In 2020, Kachka opened a summer pop-up, Kachka Alfresca, which served 1990s-inspired comfort food. Kachka Alfresca closed in October 2020.

The restaurant implemented service fees, replacing optional tipping.

Bobby Flay visited the restaurant for a 2023 episode of The Whole Story With Anderson Cooper, called "Restaurant Nation: What's Changed?"

The restaurant participated in Portland's Dumpling Week and Portland Dining Month in 2026. Kachka also participated in Strawberry Shortcake Week, which was presented by and in support of the James Beard Public Market. In 2026, Kachka was among local restaurants, community organizations, and other businesses that joined the "We Are Rip City" campaign in support of the Moda Center renovation project.

== Reception ==
Brooke Jackson-Glidden included the Herring Under a Fur Coat in Eater Portlands 2024 overview of "iconic" Portland dishes. Katrina Yentch included Kachka in Eater Portlands 2025 overview of the best restaurants in Buckman. Rebecca Roland included the sour cherry vareniki in Eater Portlands 2025 overview of the city's eleven best restaurants for desserts.

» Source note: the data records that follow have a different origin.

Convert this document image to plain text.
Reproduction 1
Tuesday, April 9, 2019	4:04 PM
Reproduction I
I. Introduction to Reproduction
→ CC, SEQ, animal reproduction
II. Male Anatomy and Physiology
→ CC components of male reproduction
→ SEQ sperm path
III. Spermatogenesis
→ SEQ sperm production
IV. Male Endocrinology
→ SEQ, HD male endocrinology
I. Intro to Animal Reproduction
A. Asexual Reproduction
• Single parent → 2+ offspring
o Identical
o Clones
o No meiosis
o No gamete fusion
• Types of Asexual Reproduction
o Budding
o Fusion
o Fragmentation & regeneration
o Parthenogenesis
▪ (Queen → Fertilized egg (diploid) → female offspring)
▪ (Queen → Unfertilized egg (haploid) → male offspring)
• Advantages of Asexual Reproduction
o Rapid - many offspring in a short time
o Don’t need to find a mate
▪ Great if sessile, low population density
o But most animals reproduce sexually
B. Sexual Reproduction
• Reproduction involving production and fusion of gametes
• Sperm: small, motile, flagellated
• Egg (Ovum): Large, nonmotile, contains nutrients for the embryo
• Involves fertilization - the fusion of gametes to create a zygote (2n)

Kachka was also included in The Infatuation's 2024 list of Portland's best restaurants. Michael Russell included Kann in The Oregonians 2025 list of the 21 best restaurants in southeast Portland. He also ranked Kachka number 5 in the newspaper's 2025 list of Portland's 40 best restaurants. Hannah Wallace included the business in Condé Nast Travelers 2025 list of Portland's 23 best restaurants. The business was included in Portland Monthly's 2025 list of 25 restaurants "that made Portland". Writers for Portland Monthly included the pelmini in a 2025 list of the city's "most iconic" dishes.